Lou Xiaoyu, Lu Guanzhen, Zhao Mingming, Jin Peiying
Emergency Department Surgery Department, Huzhou Central Hospital, Huzhou, Zhejiang The First Affiliated Hospital of Zhengzhou University, Zhengzhou, Henan, PR China.
Medicine (Baltimore). 2018 Feb;97(8):e9966. doi: 10.1097/MD.0000000000009966.

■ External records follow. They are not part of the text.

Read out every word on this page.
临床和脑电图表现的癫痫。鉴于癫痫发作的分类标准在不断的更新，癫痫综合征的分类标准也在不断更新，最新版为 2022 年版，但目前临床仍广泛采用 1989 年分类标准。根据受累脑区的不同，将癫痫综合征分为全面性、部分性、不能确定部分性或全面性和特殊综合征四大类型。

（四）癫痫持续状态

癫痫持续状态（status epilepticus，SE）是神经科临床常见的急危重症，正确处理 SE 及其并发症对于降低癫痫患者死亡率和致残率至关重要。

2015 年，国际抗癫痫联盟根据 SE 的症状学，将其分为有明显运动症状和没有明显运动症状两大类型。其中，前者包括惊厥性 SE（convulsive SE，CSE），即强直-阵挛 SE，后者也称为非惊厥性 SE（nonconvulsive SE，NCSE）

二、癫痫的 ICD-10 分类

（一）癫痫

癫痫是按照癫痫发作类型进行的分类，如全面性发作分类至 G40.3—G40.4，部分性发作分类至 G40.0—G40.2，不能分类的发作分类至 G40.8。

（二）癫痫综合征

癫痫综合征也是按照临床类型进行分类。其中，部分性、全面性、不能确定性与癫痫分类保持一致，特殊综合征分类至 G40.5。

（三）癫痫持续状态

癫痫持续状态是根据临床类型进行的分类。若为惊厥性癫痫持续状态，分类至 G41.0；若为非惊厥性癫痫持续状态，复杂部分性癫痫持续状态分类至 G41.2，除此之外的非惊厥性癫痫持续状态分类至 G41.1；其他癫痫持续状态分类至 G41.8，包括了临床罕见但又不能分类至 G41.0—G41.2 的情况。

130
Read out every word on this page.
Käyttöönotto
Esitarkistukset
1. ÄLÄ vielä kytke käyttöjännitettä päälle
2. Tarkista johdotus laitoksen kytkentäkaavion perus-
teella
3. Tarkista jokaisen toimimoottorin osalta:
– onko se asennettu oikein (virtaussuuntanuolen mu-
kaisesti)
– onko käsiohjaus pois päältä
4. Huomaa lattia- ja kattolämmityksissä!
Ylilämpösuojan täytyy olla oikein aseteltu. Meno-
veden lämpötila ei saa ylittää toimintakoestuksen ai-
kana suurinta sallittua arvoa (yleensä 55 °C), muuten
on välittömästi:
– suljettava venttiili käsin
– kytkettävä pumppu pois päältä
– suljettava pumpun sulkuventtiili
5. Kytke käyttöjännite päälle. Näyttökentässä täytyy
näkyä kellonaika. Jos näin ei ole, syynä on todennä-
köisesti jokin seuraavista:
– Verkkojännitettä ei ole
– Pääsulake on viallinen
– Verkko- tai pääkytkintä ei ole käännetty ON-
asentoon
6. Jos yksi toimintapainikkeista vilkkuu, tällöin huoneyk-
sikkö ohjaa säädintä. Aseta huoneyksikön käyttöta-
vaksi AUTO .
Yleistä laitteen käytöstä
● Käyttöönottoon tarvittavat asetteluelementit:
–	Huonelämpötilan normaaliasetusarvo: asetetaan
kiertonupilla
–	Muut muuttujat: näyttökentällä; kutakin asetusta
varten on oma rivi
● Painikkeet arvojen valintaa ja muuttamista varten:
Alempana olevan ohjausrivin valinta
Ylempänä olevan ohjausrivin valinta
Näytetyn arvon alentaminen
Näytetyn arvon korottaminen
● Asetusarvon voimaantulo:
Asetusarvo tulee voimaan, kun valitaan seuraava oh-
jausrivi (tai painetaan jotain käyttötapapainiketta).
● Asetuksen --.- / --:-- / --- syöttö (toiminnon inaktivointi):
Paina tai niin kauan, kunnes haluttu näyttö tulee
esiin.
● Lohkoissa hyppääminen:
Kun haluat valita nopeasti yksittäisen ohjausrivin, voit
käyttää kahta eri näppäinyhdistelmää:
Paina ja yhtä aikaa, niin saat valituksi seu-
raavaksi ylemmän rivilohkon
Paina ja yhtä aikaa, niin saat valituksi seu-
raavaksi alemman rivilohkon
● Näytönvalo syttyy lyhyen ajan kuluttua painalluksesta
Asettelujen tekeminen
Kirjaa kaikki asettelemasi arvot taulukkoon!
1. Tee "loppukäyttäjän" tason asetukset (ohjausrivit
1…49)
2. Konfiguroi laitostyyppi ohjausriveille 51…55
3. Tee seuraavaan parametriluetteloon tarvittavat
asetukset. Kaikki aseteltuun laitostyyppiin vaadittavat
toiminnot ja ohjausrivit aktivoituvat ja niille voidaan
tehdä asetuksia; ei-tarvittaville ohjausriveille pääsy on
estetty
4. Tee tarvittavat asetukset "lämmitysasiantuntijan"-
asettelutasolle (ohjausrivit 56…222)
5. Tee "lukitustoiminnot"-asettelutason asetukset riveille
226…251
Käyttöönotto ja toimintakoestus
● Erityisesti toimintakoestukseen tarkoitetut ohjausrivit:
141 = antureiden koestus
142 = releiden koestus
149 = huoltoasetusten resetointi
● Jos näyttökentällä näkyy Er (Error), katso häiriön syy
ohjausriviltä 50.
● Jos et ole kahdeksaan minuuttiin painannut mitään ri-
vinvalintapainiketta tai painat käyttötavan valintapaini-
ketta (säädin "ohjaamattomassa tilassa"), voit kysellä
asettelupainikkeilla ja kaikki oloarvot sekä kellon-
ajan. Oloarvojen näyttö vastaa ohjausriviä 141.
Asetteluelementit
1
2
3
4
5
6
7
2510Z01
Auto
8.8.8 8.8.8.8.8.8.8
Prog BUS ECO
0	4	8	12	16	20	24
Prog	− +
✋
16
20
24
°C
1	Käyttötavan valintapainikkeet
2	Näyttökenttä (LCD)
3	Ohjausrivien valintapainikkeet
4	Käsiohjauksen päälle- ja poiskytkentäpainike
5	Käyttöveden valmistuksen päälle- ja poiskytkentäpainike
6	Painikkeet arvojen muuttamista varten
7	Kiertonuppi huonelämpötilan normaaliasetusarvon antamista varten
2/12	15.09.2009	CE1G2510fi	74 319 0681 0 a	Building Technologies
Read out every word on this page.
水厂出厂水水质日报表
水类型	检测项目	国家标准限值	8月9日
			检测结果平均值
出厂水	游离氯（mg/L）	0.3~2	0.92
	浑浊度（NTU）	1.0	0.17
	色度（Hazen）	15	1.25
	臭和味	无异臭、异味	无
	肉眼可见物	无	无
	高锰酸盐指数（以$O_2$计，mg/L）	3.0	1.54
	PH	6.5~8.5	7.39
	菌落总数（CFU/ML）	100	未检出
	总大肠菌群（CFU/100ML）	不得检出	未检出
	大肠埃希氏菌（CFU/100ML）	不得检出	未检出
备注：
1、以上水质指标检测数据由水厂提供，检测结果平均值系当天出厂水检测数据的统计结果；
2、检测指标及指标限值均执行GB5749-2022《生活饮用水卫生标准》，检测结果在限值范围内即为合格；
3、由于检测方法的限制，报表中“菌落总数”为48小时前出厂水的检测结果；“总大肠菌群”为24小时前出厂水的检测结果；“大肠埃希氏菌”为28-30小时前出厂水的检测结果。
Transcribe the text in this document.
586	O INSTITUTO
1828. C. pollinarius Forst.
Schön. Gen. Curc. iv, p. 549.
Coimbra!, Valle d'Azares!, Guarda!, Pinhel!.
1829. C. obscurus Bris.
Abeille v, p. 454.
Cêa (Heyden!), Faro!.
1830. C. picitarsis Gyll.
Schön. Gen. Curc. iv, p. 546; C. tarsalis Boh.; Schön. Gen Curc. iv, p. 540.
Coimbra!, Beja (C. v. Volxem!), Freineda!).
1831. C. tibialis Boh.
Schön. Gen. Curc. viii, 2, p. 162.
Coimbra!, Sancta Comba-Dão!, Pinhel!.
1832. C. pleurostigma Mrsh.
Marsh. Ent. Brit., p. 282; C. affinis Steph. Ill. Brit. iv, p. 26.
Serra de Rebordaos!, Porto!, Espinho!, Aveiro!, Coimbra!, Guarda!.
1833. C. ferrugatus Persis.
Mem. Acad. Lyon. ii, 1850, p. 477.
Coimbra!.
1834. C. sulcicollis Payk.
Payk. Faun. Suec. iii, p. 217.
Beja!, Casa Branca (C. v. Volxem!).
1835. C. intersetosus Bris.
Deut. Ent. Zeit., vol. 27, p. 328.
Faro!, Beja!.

Fluid resuscitation was used on aged patients with traumatic shock in their early postoperative recovery. The present study aimed to assess whether different fluid resuscitation strategies had an influence on aged patients with traumatic shock.A total of 219 patients with traumatic shock were recruited retrospectively. Lactated Ringer and hydroxyethyl starch solution were transfused for fluid resuscitation before definite hemorrhagic surgery. Subjects were divided into 3 groups: group A: 72 patients were given aggressive fluid infusion at 20 to 30 mL/min to restore normal mean arterial pressure (MAP) of 65 to 75 mm Hg. Group B: 72 patients were slowly given restrictive hypotensive fluid infusion at 4 to 5 mL/min to maintain MAP of 50 to 65 mm Hg. Group C: 75 patients were given personalized infusion to achieve MAP of 75 to 85 mm Hg. Preoperative infusion volume, preoperative MAP, optimal initial points for surgery, postoperative shock time and mortality rates at 6 and 24 hours after surgery were determined.No significant difference in clinical characteristics was found among the 3 groups. Amount of preoperative infusion was considerably lower in the restrictive group (P < .01, compared with group A). A significant difference in preoperative infusion volume was found between the personalized and other 2 groups (P < .01, compared with groups A and B). Patients in the personalized resuscitation group achieved a higher preoperative MAP (P < .01 compared with Group B; P < .05, compared with group A) and required less prepared time for surgery (P < .01 compared with groups A and B). In addition, a lower mortality rate at 6 and 24 hours after operation was observed in the subjects with personalized therapy (P < .05, compared with group B).Personalized management of fluid resuscitation in traumatized aged patients with appropriate volume and speed of fluid transfusion, suggesting increased survival rate and less prepared time for surgery.
在老年创伤性休克患者术后早期恢复过程中采用了液体复苏。本研究旨在评估不同的液体复苏策略是否对老年创伤性休克患者有影响。回顾性招募了总共219例创伤性休克患者。在确定性出血手术前,输注乳酸林格液和羟乙基淀粉溶液进行液体复苏。将受试者分为3组:A组:72例患者以20至30毫升/分钟的速度进行积极液体输注,以恢复65至75毫米汞柱的正常平均动脉压(MAP)。B组:72例患者以4至5毫升/分钟的速度缓慢进行限制性低血压液体输注,以维持50至65毫米汞柱的MAP。C组:75例患者进行个性化输注,以达到75至85毫米汞柱的MAP。测定术前输注量、术前MAP、最佳手术起始点、术后休克时间以及术后6小时和24小时的死亡率。3组之间临床特征无显著差异。限制性组的术前输注量明显较低(与A组相比,P<0.01)。个性化组与其他两组之间术前输注量存在显著差异(与A组和B组相比,P<0.01)。个性化复苏组患者术前MAP更高(与B组相比,P<0.01;与A组相比,P<0.05),且手术准备时间更短(与A组和B组相比,P<0.01)。此外,接受个性化治疗的受试者术后6小时和24小时的死亡率较低(与B组相比,P<0.05)。对创伤老年患者进行液体复苏的个性化管理,给予适当的输液量和速度,提示可提高生存率并减少手术准备时间。